Pourquoi es-tu allongé par terre au lieu de danser ?

Salut! Comme tu vois je me détend avec mes amis, je plane, je fume une cigarette sur mon transat et j’attend Maya Jane Coles que j’adore.

Ahah, es-tu satisfait de ta soirée ?

J’adore, je me sens libre ici, il y a des WC partout, pas besoin de faire la queue pendant 1 heure c’est quand même très important. Par contre, deux points négatif c’est que ça manque de « spectaculaire », j’aurai bien vu un énorme paon en néon à l’entrée, ou des stands avec des thématiques bien particulières. Mais là où je suis triste c’est que je n’ai pas pu avoir de goodies genre t-shirt, sac ou autre. C’est dommage, ça permet de ramener des souvenirs !

Ton meilleur moment ?

Finalement c’était pas Maya mais bel et bien Laurent Garnier, le padre, du début à la fin j’étais sur une autre planète, il est incroyable. Partager la musique house avec ses amis donne LA valeur ajoutée, quant on se regarde parce que le rythme est fou, on s’oublie, plus de jugements, on vit le moment présent c’est important. Il y avait aussi le moment ou l’alarme a sonné vendredi soir, une amie à moi a continué à danser sans savoir qu’il y avait vraiment un soucis, c’était drôle et c’était pas la seule, sans oublier les burgers, exceptionnel, mes 5 sens s’en souviennent.

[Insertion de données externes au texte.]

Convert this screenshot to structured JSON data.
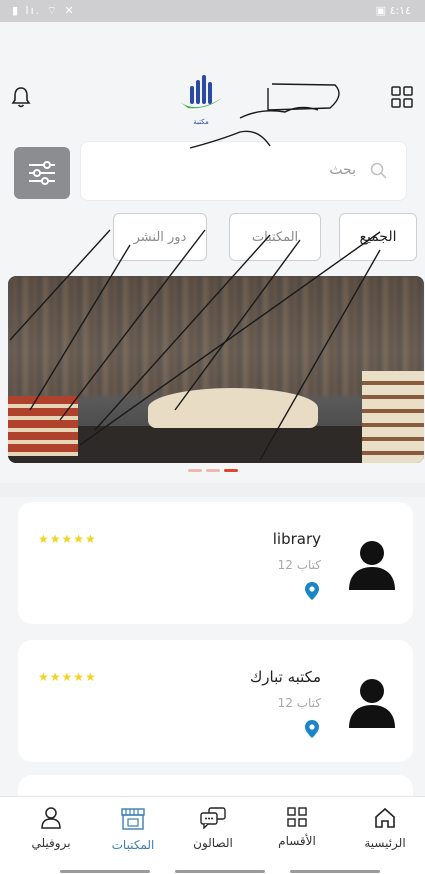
{
  "status_bar": {
    "left": "▮ lı. ⌔ ✕",
    "right": "▣ ٤:١٤"
  },
  "header": {
    "logo_text": "مكتبة",
    "search": {
      "placeholder": "بحث"
    }
  },
  "chips": {
    "all": "الجميع",
    "libraries": "المكتبات",
    "publishers": "دور النشر"
  },
  "carousel": {
    "dots": 3,
    "active": 3
  },
  "libraries": [
    {
      "name": "library",
      "book_count": "12 كتاب",
      "stars": "★★★★★"
    },
    {
      "name": "مكتبه تبارك",
      "book_count": "12 كتاب",
      "stars": "★★★★★"
    }
  ],
  "bottom_nav": {
    "home": "الرئيسية",
    "sections": "الأقسام",
    "salon": "الصالون",
    "libraries": "المكتبات",
    "profile": "بروفيلي"
  },
  "colors": {
    "accent": "#3a7fb3",
    "star": "#f3d323",
    "pin": "#1a86c8",
    "active_dot": "#e0462f"
  }
}
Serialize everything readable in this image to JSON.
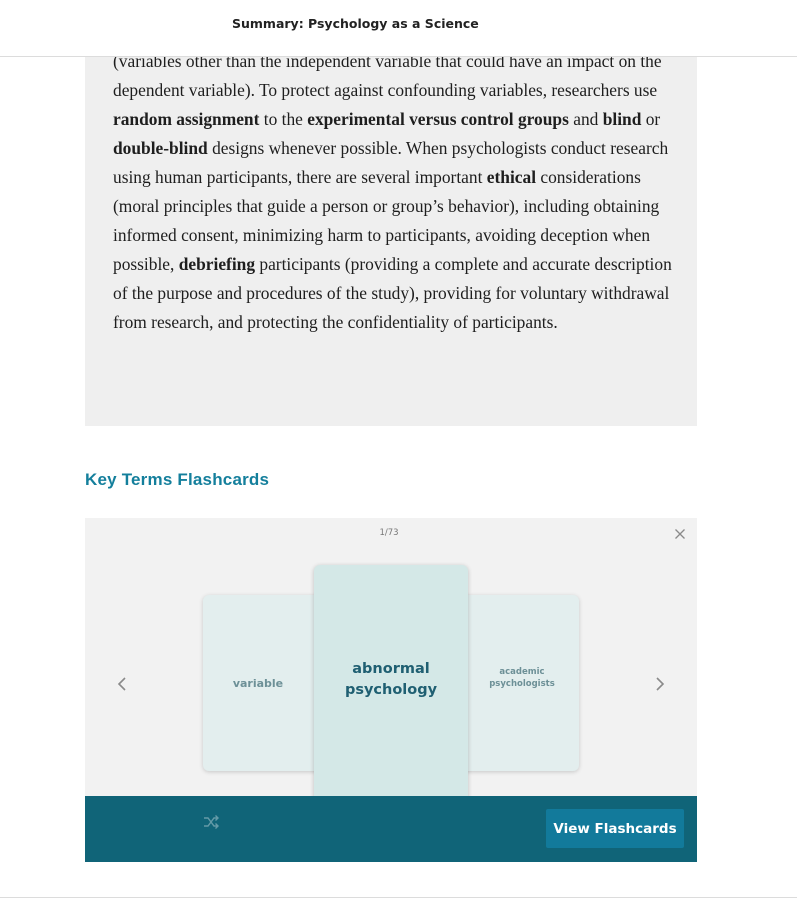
{
  "header": {
    "title": "Summary: Psychology as a Science"
  },
  "summary": {
    "segments": [
      {
        "text": "(variables other than the independent variable that could have an impact on the dependent variable). To protect against confounding variables, researchers use ",
        "bold": false
      },
      {
        "text": "random assignment",
        "bold": true
      },
      {
        "text": " to the ",
        "bold": false
      },
      {
        "text": "experimental versus control groups",
        "bold": true
      },
      {
        "text": " and ",
        "bold": false
      },
      {
        "text": "blind",
        "bold": true
      },
      {
        "text": " or ",
        "bold": false
      },
      {
        "text": "double-blind",
        "bold": true
      },
      {
        "text": " designs whenever possible. When psychologists conduct research using human participants, there are several important ",
        "bold": false
      },
      {
        "text": "ethical",
        "bold": true
      },
      {
        "text": "  considerations (moral principles that guide a person or group’s behavior), including obtaining informed consent, minimizing harm to participants, avoiding deception when possible, ",
        "bold": false
      },
      {
        "text": "debriefing",
        "bold": true
      },
      {
        "text": " participants (providing a complete and accurate description of the purpose and procedures of the study), providing for voluntary withdrawal from research, and protecting the confidentiality of participants.",
        "bold": false
      }
    ]
  },
  "flashcards": {
    "section_title": "Key Terms Flashcards",
    "counter": "1/73",
    "cards": {
      "left": "variable",
      "center": "abnormal psychology",
      "right": "academic psychologists"
    },
    "view_button_label": "View Flashcards",
    "icons": {
      "close": "close-icon",
      "prev": "chevron-left-icon",
      "next": "chevron-right-icon",
      "shuffle": "shuffle-icon"
    },
    "colors": {
      "accent": "#147f9c",
      "bar": "#106478",
      "button": "#127a9b",
      "card_center": "#d4e8e7",
      "card_side": "#e3eeee"
    }
  }
}
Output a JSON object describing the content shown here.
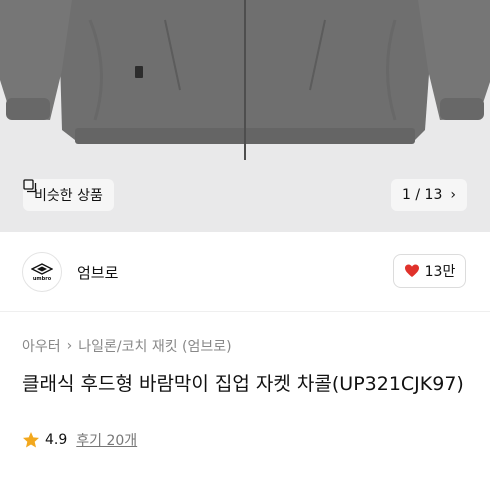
{
  "gallery": {
    "similar_label": "비슷한 상품",
    "similar_icon": "copy-icon",
    "current": "1",
    "separator": "/",
    "total": "13",
    "next_icon": "chevron-right-icon"
  },
  "brand": {
    "logo_text": "umbro",
    "name": "엄브로",
    "like_icon": "heart-icon",
    "like_color": "#e0322b",
    "like_count": "13만"
  },
  "breadcrumb": {
    "items": [
      "아우터",
      "나일론/코치 재킷 (엄브로)"
    ],
    "separator": "›"
  },
  "product": {
    "title": "클래식 후드형 바람막이 집업 자켓 차콜(UP321CJK97)"
  },
  "rating": {
    "star_color": "#f2a81e",
    "score": "4.9",
    "reviews_label": "후기 20개"
  }
}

Le set le plus chouette de la nuit ?

J’ai raté Flume, pensant qu’il allait jouer plus tard, je ne veux pas en parler. Tellement dur de choisir un set, voir impossible donc mon top 6, vendredi et samedi soir inclus, c’est Laurent Garnier, Maya, Frank & Tony, Loco Dice, Ryan Elliot et pour finir Jackmaster, c’est d’ailleurs grâce à lui que je suis tombé amoureux de la house music.

Un mot pour tous ceux qui ne sont pas venus cette année ?

Rattrapez vous l’année prochaine ! (rire)

3 mots pour décrire lambiance de The peacock ?

Ok alors: Liberté, animal et cosmique en tout cas c’est comme ça que j’ai vécu ce week-end.

Un mot pour les orgas du festival ?

On va commencer par un gros merci, ils sont dû en voir des vertes et des pas murs pour le coup. Les filles étaient si jolies et aimables mais mention spéciale pour le garçon qui m’a sauvé la vie samedi soir, il se reconnaitra, il s’occupe de transférer l’argent en tokens, pas un mot de plus. Sinon, ils avaient tous le sourire et j’en demande pas plus.